Houdayer et al. in U.S Pat. 4,472,454 describe a method for rapid densification of porous annular carbon parts by placing such parts around a cylindrical conducting susceptor, immersing this assembly in a liquid precursor, preferably cyclohexane, and heating the parts by induction to a temperature sufficient to cause the liquid to vaporize and deposit carbon inside the pores of the parts. These authors claim that this carbon densification process takes approximately 1/100 of the time to complete compared to densification from the vapor phase by prior art and that the parts densified by their process have a texture and physical characteristics identical to those obtained accordinc to the prior art. This approach requires immersion in a liquid precursor, which is limiting for practical applications. The large thermal gradient imposed on the substrate by heat loss through the boiling precursor liquid prevents the outer portions of the substrate from ever attaining a temperature sufficiently high to produce CVD carbon. This results in the outer portions of the substrate having significantly lower density than the inner portions, requiring corresponding oversizing of the substrate. Since the central susceptor is the sole heat source, the quality and microstructure of the carbon deposited in the substrate along the radial direction is not constant. For example, scale-up of this process to densify a 21 inch (53.3 cm) outer diameter substrate appears very difficult, because of the large power supplies and cooling facilities required.

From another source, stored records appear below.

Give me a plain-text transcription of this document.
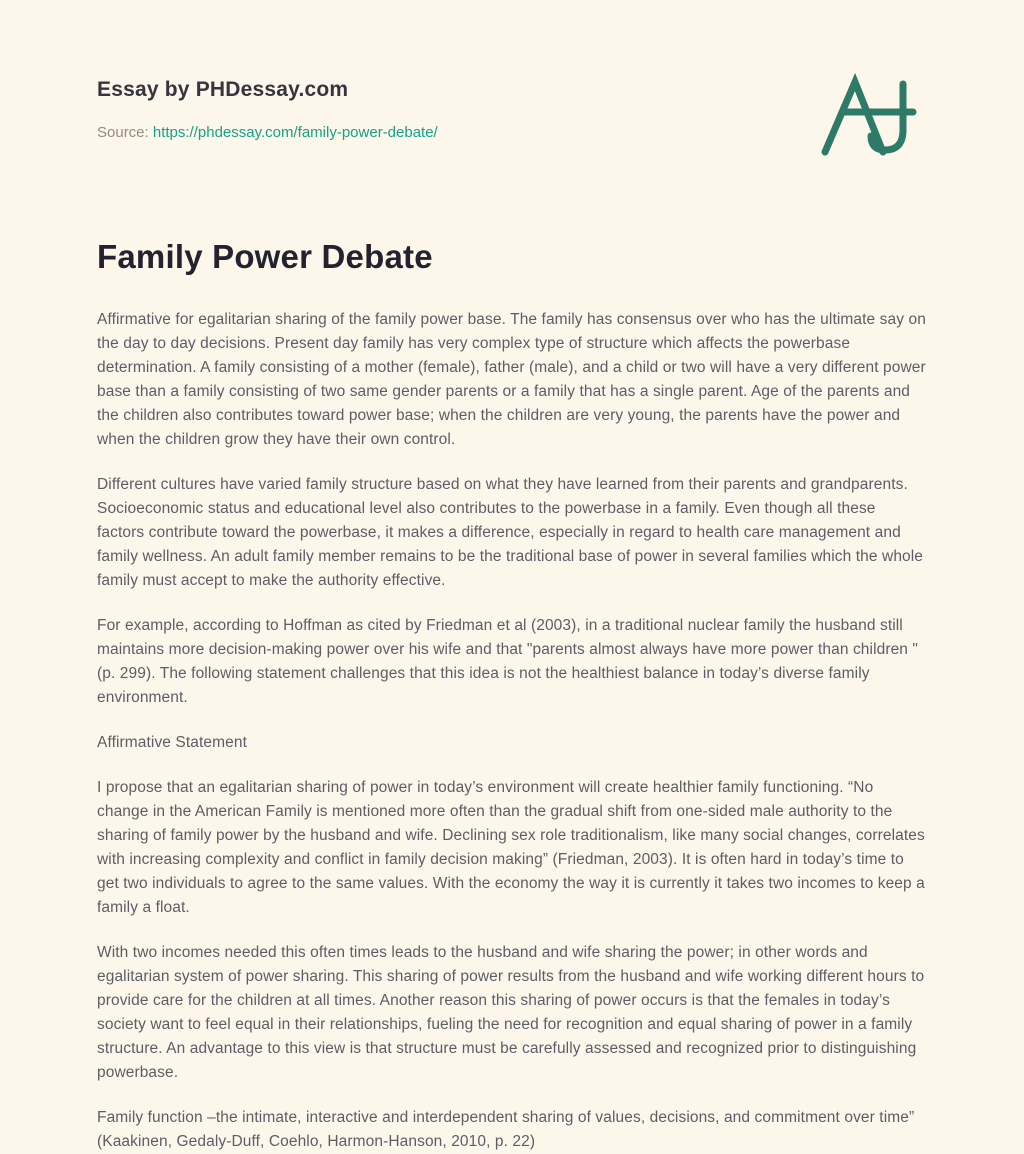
Essay by PHDessay.com
Source: https://phdessay.com/family-power-debate/
Family Power Debate

Affirmative for egalitarian sharing of the family power base. The family has consensus over who has the ultimate say on the day to day decisions. Present day family has very complex type of structure which affects the powerbase determination. A family consisting of a mother (female), father (male), and a child or two will have a very different power base than a family consisting of two same gender parents or a family that has a single parent. Age of the parents and the children also contributes toward power base; when the children are very young, the parents have the power and when the children grow they have their own control.

Different cultures have varied family structure based on what they have learned from their parents and grandparents. Socioeconomic status and educational level also contributes to the powerbase in a family. Even though all these factors contribute toward the powerbase, it makes a difference, especially in regard to health care management and family wellness. An adult family member remains to be the traditional base of power in several families which the whole family must accept to make the authority effective.

For example, according to Hoffman as cited by Friedman et al (2003), in a traditional nuclear family the husband still maintains more decision-making power over his wife and that "parents almost always have more power than children " (p. 299). The following statement challenges that this idea is not the healthiest balance in today’s diverse family environment.

Affirmative Statement

I propose that an egalitarian sharing of power in today’s environment will create healthier family functioning. “No change in the American Family is mentioned more often than the gradual shift from one-sided male authority to the sharing of family power by the husband and wife. Declining sex role traditionalism, like many social changes, correlates with increasing complexity and conflict in family decision making” (Friedman, 2003). It is often hard in today’s time to get two individuals to agree to the same values. With the economy the way it is currently it takes two incomes to keep a family a float.

With two incomes needed this often times leads to the husband and wife sharing the power; in other words and egalitarian system of power sharing. This sharing of power results from the husband and wife working different hours to provide care for the children at all times. Another reason this sharing of power occurs is that the females in today’s society want to feel equal in their relationships, fueling the need for recognition and equal sharing of power in a family structure. An advantage to this view is that structure must be carefully assessed and recognized prior to distinguishing powerbase.

Family function –the intimate, interactive and interdependent sharing of values, decisions, and commitment over time” (Kaakinen, Gedaly-Duff, Coehlo, Harmon-Hanson, 2010, p. 22)
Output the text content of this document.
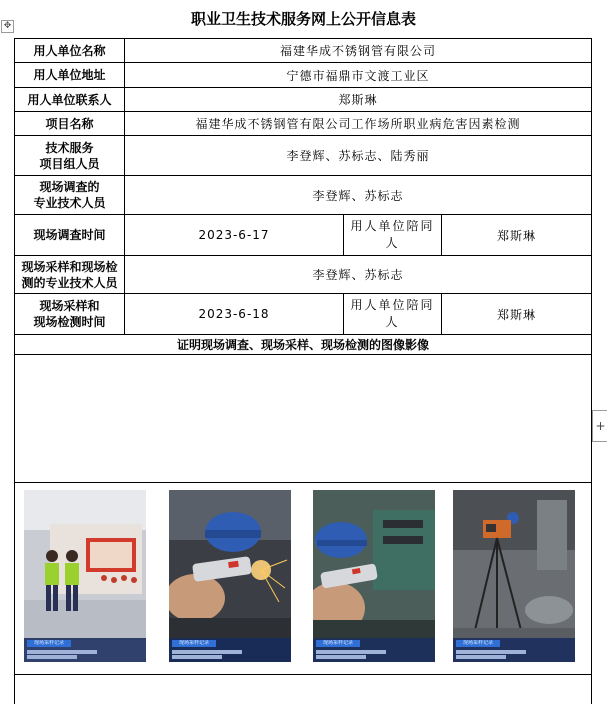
职业卫生技术服务网上公开信息表
✥
+
用人单位名称	福建华成不锈钢管有限公司		
用人单位地址	宁德市福鼎市文渡工业区		
用人单位联系人	郑斯琳		
项目名称	福建华成不锈钢管有限公司工作场所职业病危害因素检测		
技术服务
项目组人员	李登辉、苏标志、陆秀丽		
现场调查的
专业技术人员	李登辉、苏标志		
现场调查时间	2023-6-17	用人单位陪同人	郑斯琳
现场采样和现场检测的专业技术人员	李登辉、苏标志		
现场采样和
现场检测时间	2023-6-18	用人单位陪同人	郑斯琳
证明现场调查、现场采样、现场检测的图像影像			

现场采样记录	现场采样记录	现场采样记录	现场采样记录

Finally, Bristow and Hill (Inst. Chem. Eng., London, England, Symp. Set. 43 [1975]pp. 5--5 through 5-11) teach against using an induction coil to densify porous carbon-carbon composites by thermal-gradient chemical vapor deposition. They claim that an induction heating arrangement may cause the process to run out of control. They describe a process using a central resistance heater and do not mention any advantage in reduced cycle time.